Accessing this “critical” information would reliant on whether it would make a bid to rival DBAY Advisors’, it said.

“There is still no visibility on when Eddie Stobart's auditor's review may be complete and in the absence of such information Wincanton believes neither it, nor Eddie Stobart's shareholders, can make an informed decision on the value of any possible transaction.

“Wincanton is confident that any potential proposal made by the Company to the Board of Eddie Stobart would be attractive to all of Wincanton and Eddie Stobart's stakeholders and that a combination of the two businesses would be more compelling to Eddie Stobart shareholders than the proposal announced by Eddie Stobart and DBAY Advisors Limited.

“As such, Wincanton urges Eddie Stobart's shareholders to take no immediate action in relation to the DBAY proposal, and requests that Eddie Stobart and its auditor prioritise the release of critical financial disclosure.”

Eddie Stobart is currently looking to restructure its £155 million debts and its auditor’s undertaking a review after bosses came across a £2m accounting error. The error saw shares in Eddie Stobart, which trades on the junior AIM stock exchange, suspended at 70p.

And in its announcement confirming the offer from DouglasBay Capital III Fund LP, which is managed by DBAY Advisors, Eddie Stobart also warned that its losses for the first half of 2019 could be higher than £12m.

The company is still preparing its interim financial results for the six months to 31 May and, in yet another potential stumbling block, warned that the on-going accounting review “might give rise to material further adjustments”.

On a more positive note, it said revenues for the first half of the year are expected to be £435m – and that it expected earnings before interest and taxes for the second half to be “no more than £2m”.

It remains to be seen if Wincanton’s eleventh-hour interjection has taken the gloss off DBAY’s offer for Eddie Stobart shareholders, who will ultimately decide who wins the race for control. Shareholders are set to vote on the deal at a general meeting expected to take place on December 2.
Under its proposal, DBAY would take a 51 per cent stake in a new holding company for the Eddie Stobart operations called Greenwhitestar, with existing shareholders left with the remaining 49 per cent.

And the fund would inject “approximately” £55 million of financing into the operations through a Payment in Kind loan instrument – paying interest or dividends to shareholders with additional securities or equity instead of cash.

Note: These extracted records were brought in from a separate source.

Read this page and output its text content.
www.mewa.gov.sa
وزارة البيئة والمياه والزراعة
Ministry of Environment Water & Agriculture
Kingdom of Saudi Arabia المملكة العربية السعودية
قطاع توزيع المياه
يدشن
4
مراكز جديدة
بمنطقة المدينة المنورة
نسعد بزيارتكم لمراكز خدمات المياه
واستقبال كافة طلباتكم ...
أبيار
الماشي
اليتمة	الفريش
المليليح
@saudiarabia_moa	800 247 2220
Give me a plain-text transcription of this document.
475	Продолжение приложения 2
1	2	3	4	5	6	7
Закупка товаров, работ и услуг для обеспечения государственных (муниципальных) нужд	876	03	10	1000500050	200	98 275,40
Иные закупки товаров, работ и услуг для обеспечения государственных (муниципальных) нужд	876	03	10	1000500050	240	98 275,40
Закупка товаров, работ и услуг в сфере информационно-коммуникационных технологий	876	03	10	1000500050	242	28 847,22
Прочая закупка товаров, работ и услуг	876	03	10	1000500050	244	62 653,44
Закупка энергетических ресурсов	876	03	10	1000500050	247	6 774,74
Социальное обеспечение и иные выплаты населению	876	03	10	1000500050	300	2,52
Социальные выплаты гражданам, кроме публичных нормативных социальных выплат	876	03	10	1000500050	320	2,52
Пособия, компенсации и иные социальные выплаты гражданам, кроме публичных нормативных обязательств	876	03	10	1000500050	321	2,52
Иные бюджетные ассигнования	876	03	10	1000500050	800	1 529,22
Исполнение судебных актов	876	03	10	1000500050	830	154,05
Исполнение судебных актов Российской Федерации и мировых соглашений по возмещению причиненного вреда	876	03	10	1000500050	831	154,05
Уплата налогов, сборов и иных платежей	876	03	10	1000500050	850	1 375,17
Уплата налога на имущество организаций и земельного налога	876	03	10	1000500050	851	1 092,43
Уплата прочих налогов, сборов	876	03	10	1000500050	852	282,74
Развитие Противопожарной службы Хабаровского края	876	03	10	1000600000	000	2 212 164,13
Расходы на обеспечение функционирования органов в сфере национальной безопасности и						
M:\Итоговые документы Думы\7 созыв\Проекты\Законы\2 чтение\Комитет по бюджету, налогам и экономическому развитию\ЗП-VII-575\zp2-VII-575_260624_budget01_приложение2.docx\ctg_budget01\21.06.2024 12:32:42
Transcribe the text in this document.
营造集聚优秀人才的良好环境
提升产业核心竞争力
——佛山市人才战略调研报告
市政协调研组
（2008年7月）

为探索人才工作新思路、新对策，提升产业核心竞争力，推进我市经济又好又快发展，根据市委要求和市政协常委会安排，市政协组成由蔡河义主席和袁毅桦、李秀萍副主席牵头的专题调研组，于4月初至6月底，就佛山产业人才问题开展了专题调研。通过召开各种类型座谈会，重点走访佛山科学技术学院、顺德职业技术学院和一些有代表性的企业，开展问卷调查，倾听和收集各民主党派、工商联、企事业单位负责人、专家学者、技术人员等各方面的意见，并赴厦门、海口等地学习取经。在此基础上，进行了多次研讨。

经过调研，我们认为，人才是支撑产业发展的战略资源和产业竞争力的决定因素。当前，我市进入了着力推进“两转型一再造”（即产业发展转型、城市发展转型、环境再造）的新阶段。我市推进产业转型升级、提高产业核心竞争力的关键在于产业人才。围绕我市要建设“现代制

Eddie Stobart directors have unanimously recommended shareholders back the deal, with its chief executive Sébastien Desreumaux saying it would give the troubled haulier an “opportunity to move forward and look to deliver sustainable growth and profitability from a stable footing”.

The deal would see Mr Desreumaux remain as chief executive and join the board of Greenwhitestar, along with chief financial officer Anoop Kang. They will also be joined by former executive chairman of the group, William Stobart.